MOSS POINT, MS (WLOX) - A Moss Point alderman has filed a tort claim against Mayor Mario King claiming he was assaulted and threatened during an executive session last month.
The claim filed by Ennit Morris says the mayor has repeatedly disrupted Board of Aldermen meetings, threatening board members with bodily harm and arrest when the elected officials asked about money spent by King’s administration.
That tension came to a boiling point during an executive session on Dec. 4, 2018, according to the tort claim. Mayor King reportedly ordered police to arrest Morris during that meeting. The claim states that the officer, who was acting as sergeant-at-arms, placed his hand on the arm of the alderman as if he were going to physically remove Morris from the room.
“Fortunately, the Board Attorney, Amy St. Pe, rose to the occasion, ordered the police representative to unhand Alderman Morris and instructed Mayor King that he could not do this,” the tort claim states.
The mayor disputes that claim, saying that Morris was the one who was out of line.
“Alderman Morris did become quite passionate about a topic we were discussing at the executive session on December 4th,” said the mayor in a written statement to WLOX. “After numerous requests for him to follow the city’s procedural ordinance, I felt the only way to continue discussions in a productive way was to remove Alderman Morris from the room. Per the city’s procedural ordinance, I asked him to leave at his own will. He refused that request. I then asked an officer to remove him.
"As the officer approached him, Alderman Morris threatened to sue the city if he was removed. When the city attorney heard the threat, Amy St. Pe did what she was supposed to do – take into account the liability of the requested action and offer advice to the mayor and Board of Aldermen. Her advice was not to have him removed after he threatened to sue us.”
Morris is now asking King for $500,000 in damages he said were sustained as a result of the assault, outrage, and intentional infliction of emotional distress.
“If he ever felt that my actions during board meetings were disrupting, he has never approached me, filed any ethics complaints against me or taken any other action expressing his concerns,” the mayor continued in his written statement. “I have an open-door policy, and if he or any other members of the board have issues with me, as professionals, co-workers and city leaders, I encourage them to come talk with me, as I have done with them time and time again. I welcome and encourage this open-door policy on any and all matters regarding city business, and I appreciate all concerns, ideas and recommendations from all individuals who are a part of the Moss Point governing process.”
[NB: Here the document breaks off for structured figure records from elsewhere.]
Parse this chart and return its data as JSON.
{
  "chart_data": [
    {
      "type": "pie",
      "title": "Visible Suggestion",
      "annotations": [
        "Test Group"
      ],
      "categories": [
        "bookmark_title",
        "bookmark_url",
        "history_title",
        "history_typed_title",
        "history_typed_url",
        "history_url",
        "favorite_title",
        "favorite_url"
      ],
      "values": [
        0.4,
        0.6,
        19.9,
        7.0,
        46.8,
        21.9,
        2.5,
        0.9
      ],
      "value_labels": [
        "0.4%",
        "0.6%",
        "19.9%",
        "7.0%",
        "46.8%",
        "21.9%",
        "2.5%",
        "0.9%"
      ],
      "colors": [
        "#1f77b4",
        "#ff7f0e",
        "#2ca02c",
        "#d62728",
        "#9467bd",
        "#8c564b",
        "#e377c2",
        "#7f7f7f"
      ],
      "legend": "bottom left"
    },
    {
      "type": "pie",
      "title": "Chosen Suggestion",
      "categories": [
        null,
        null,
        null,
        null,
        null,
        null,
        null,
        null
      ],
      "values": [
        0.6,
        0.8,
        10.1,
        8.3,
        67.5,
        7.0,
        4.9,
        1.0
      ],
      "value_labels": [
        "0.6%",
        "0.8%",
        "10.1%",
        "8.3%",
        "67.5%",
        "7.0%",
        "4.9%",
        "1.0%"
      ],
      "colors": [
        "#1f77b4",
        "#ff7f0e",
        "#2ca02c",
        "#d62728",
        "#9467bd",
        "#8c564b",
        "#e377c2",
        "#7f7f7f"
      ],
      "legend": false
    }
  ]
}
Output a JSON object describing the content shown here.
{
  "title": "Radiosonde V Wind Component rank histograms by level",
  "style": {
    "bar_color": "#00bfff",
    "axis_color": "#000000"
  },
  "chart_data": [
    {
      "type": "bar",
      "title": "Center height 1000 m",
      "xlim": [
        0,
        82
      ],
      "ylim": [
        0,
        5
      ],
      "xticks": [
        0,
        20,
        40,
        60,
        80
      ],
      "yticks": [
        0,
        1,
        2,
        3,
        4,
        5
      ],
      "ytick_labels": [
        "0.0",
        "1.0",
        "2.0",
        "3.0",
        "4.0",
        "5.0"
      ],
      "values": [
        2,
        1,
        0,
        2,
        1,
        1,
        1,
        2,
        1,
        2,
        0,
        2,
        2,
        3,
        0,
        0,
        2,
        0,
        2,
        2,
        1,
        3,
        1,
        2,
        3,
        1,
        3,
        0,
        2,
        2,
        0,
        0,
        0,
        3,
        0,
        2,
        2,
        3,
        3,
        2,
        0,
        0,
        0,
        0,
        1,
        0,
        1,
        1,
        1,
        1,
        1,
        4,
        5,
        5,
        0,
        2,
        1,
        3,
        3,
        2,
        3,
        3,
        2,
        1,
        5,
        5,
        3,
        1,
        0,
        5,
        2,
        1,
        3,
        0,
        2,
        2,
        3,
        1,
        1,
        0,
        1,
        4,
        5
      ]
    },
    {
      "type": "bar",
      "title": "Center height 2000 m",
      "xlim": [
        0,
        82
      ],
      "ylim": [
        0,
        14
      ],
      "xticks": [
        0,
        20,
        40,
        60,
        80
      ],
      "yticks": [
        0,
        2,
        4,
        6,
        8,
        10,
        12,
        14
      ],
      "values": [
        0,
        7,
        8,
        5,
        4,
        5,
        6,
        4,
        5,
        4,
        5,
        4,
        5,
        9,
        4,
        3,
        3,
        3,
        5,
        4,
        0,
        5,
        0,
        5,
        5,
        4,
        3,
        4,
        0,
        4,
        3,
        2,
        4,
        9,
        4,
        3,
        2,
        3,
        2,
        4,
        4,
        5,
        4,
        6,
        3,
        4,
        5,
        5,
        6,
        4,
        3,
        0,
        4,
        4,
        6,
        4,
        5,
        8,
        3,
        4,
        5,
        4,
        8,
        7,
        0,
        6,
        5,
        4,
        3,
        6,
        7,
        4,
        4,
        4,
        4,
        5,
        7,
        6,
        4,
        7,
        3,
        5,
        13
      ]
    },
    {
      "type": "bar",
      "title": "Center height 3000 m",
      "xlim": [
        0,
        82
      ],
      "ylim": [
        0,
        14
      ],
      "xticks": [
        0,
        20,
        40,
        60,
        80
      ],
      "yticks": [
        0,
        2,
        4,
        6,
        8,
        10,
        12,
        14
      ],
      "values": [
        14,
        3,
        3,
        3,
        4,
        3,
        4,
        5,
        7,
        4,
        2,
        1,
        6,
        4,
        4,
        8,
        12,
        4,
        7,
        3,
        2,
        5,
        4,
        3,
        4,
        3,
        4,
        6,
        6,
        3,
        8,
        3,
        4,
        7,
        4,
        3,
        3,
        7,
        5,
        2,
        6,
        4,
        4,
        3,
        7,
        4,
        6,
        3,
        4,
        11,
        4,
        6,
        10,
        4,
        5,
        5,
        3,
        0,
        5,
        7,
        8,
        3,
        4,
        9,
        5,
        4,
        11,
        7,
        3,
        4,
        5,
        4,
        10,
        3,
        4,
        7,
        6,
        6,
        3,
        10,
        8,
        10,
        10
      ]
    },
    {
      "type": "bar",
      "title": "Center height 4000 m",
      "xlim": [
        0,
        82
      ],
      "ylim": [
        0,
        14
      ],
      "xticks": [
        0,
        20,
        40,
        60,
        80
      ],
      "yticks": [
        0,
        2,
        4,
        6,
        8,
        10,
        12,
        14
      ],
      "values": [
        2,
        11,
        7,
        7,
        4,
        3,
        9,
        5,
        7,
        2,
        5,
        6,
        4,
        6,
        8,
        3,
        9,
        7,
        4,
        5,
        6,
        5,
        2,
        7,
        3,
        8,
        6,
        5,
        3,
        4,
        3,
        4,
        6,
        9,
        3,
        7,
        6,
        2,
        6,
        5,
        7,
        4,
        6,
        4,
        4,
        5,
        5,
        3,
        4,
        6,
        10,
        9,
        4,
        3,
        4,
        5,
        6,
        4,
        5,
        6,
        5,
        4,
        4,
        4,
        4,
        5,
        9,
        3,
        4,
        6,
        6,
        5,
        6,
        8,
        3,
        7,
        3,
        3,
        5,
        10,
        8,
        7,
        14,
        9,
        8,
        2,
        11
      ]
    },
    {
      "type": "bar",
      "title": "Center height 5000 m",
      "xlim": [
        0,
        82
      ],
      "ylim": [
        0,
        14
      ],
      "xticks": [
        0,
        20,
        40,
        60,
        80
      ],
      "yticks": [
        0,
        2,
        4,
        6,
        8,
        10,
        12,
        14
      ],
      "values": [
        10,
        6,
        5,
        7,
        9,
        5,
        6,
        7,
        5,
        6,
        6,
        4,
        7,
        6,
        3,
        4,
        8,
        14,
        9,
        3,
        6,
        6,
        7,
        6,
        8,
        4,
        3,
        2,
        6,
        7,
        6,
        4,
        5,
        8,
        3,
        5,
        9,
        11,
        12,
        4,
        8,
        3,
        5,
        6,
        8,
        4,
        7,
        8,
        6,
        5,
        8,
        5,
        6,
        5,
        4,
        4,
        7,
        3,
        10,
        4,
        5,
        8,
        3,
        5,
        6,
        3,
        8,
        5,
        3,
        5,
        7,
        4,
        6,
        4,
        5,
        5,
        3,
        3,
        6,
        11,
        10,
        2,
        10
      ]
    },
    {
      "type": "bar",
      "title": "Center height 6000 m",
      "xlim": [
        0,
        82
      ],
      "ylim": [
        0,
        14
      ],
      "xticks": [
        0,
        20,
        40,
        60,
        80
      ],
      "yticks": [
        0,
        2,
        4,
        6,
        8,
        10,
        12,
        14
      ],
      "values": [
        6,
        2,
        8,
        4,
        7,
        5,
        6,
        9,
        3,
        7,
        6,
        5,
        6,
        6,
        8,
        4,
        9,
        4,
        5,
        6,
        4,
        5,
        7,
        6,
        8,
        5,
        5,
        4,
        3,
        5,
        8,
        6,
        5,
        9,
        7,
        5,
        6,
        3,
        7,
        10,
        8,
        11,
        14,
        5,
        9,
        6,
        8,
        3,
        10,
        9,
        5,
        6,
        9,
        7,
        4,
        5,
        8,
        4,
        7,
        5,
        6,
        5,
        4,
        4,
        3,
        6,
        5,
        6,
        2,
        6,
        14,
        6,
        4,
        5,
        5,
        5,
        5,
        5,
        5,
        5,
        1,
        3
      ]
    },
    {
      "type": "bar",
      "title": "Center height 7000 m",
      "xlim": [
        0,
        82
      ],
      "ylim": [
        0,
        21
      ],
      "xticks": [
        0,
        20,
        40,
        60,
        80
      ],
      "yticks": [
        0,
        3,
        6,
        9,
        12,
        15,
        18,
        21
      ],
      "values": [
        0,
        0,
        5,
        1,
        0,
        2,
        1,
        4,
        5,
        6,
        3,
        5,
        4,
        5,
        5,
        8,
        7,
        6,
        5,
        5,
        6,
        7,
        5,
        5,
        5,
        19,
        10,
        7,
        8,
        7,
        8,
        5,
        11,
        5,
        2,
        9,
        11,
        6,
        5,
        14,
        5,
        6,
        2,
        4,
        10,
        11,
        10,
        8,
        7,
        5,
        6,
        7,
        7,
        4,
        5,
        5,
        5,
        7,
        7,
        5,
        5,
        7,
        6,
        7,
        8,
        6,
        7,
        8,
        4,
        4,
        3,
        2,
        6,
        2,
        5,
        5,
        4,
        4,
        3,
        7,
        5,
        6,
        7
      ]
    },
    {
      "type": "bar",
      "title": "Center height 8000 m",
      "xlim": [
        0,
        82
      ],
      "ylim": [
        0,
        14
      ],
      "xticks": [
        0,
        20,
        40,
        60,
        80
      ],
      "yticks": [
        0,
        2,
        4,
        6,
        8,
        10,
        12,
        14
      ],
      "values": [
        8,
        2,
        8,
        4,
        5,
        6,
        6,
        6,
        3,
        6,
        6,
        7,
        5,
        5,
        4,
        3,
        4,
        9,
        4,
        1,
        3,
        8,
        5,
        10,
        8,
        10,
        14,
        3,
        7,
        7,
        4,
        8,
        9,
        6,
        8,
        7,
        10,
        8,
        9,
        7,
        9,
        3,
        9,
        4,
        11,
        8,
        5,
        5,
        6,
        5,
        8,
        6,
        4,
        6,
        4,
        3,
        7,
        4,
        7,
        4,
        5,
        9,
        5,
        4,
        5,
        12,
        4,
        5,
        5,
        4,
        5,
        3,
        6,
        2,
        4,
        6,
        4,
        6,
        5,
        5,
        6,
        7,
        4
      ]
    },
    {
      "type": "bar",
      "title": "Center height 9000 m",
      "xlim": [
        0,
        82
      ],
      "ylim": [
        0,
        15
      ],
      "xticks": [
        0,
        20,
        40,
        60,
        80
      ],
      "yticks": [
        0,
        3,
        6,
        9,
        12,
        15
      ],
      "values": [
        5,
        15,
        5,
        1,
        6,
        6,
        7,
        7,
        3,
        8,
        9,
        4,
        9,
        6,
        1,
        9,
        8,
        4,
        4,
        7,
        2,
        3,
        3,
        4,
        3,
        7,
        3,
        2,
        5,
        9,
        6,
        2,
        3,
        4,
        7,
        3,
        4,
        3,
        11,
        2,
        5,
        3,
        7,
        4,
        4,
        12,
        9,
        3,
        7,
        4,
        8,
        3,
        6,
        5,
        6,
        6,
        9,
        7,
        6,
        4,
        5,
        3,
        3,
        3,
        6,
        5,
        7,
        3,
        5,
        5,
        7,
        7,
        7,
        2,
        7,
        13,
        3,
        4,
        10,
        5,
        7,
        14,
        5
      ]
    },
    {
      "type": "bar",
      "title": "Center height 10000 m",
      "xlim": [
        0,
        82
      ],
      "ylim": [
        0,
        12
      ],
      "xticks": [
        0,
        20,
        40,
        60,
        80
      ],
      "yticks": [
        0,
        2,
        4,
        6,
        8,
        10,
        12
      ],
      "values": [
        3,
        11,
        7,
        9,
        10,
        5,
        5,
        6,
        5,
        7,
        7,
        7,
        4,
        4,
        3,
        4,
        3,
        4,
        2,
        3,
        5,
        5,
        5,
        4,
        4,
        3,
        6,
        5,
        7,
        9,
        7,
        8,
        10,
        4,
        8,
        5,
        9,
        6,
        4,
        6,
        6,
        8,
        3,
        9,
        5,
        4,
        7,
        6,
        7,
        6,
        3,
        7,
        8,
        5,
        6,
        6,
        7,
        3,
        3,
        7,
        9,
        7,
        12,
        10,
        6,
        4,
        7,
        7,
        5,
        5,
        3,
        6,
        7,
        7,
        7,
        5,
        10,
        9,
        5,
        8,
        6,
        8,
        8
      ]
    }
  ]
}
Morris' attorney David Frazier said the tort claim was sent to King on Dec. 21, 2018.
“Our main goal here, what we want, is some kind of injunctive or declaratory relief to require the mayor to follow the rules of procedure that the city has adopted when it comes to public hearings and the time a person has to comment," Frazier said. “The concern is that at the meeting in question, the mayor directed police to take Alderman Morris and basically throw him out. The officer put his hand on Mr. Morris and was going to grab him and throw him out. Fortunately, Amy St. Pe, to her credit, she spoke up and prevented what could have been a disastrous outcome.”
The city has 90 days to respond to the claim, Frazier said. If there is no response within that time, Morris would have grounds to file a lawsuit against the mayor.